What to consider when looking for your first car

We cater to a broad range of customers in our online car auctions. As regular readers may well know, a sizeable proportion of these are professional mechanics looking for cars to fix up or take apart for spare parts, but used cars in good working order are also often highly sought-after by first-time drivers. And as every driver knows, buying your first car can be a bit of a minefield. There’s a lot to consider, and a lot of decisions you’ll need to make based on your personal circumstances (including the essential expenses of tax and insurance, of course!) To make things a little easier, we’ve summed up some of the key aspects you’ll need to think about when buying your first car.

1. Should you buy a new or used car?

To be honest, if you’re a first time driver, then going for a used car is going to be your best option. Obviously everybody likes the idea of a shiny new vehicle, but the first (and most obvious) factor to consider is the fact that the price will be significantly higher than that of a used car. There are of course perks to this, such as the manufacturer’s warranty, and you can get some perfectly good new cars on finance. However, one of the key things to remember is that cars start to depreciate in value almost as soon as they leave the showroom. After 3 years on the roads, any given secondhand car will be worth only about 30%-40% of its original price, which is a lot of money to watch go down the drain if you’re a first time driver! Used cars, therefore, can offer you equally long years of service at only a fraction of the price, easily saving you hundreds of pounds.

2. Should you go for a bigger or smaller car?

Again, the answer is pretty clear here too. A large car like a Land Rover or something equally bulky is probably not going to be your best bet as a first time driver. Apart from anything else they’re hugely expensive to buy, run and insure. What’s more though, their manoeuvrability can be an issue, while their sheer bulk can pose obvious issues for someone still getting a sense of their spatial awareness as a driver. Smaller cars are nimbler and easier to control, and also significantly cheaper to ensure. This cost-effectiveness even extends to their engines, as a smaller engine naturally burns less fuel than a larger one (except in certain circumstances, which we’ll come to in a moment). This is why you see very few first time drivers in vehicles such as a Renault Scenic or Toyota Hilux - it often doesn’t make a lot of financial sense! Smaller cars like a Toyota Aygo or even a humble Ford Focus are much better options.

3. Automatic or manual?

To be honest, that depends on your confidence! The vast majority of new drivers learn with manual cars, so they won’t pose that much difficulty. However, if you’re an especially nervous first time driver (which is always understandable), an automatic gearbox takes one less consideration out of the equation for you when driving, which can make things easier and more pleasant. However, automatic cars tend to be more expensive than manual ones, so it depends on whether you’re willing to make the tradeoff.

4. Petrol or diesel?

This is a tricky one, especially as the ‘best choice’ seems to flip back and forth year-on-year at the moment. It’s true that diesel cars tend to be more economical than their petrol counterparts, but that doesn’t make them an automatically better option. Again, part of the reason for this is cost - diesel cars are more expensive, and cost more to fuel up. What’s more, at the time of writing the government is actively discouraging diesel cars, as they’re viewed to be more polluting.

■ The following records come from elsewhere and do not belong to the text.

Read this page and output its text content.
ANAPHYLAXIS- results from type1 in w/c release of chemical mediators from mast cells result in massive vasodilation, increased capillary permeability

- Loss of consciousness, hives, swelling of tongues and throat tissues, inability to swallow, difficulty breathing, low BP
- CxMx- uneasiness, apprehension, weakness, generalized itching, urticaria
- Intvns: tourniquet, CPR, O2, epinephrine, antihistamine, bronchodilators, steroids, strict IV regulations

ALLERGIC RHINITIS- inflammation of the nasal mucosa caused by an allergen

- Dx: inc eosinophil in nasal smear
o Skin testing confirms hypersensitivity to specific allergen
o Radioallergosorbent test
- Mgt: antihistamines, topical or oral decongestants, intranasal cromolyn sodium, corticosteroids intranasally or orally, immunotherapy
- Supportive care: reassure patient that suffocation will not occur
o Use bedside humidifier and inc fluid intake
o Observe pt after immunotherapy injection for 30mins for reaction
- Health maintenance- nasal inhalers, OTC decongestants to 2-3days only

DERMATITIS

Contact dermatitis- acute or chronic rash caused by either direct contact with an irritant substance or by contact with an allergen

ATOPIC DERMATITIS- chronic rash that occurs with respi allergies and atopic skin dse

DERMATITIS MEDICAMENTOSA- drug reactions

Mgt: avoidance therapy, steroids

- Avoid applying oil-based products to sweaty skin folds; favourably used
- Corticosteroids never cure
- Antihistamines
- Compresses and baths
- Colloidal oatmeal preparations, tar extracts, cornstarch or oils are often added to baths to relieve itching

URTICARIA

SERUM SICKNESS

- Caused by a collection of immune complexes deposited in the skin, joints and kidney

5. What do I need the car for?

To be honest, this could be the subject of a whole other article - and indeed, here on our blog, probably will be! But we’ll touch on a couple of examples - if you’re going for hour-long plus commutes back and forth every day, you’ll need to factor that in to your car choice, as an otherwise economical vehicle might have to burn up more fuel to get up to speed on the longer, higher-speed motorways. If you’re just going short distances every now and again, on the other hand - say, to the next town over - a smaller vehicle will probably do you just fine. It all depends! And if you’re in the market for your first car, you’ll find we’ve got a fantastic range of them right here at RAW2K. We stock vehicles from a whole host of global manufacturers, including Ford, Peugeot and Vauxhall - all of whom are known for producing models that are reliable and reasonably priced - perfect if you’re just starting out on the roads. (Don’t forget that before you buy your car, your insurance needs to be in place before you can drive it!)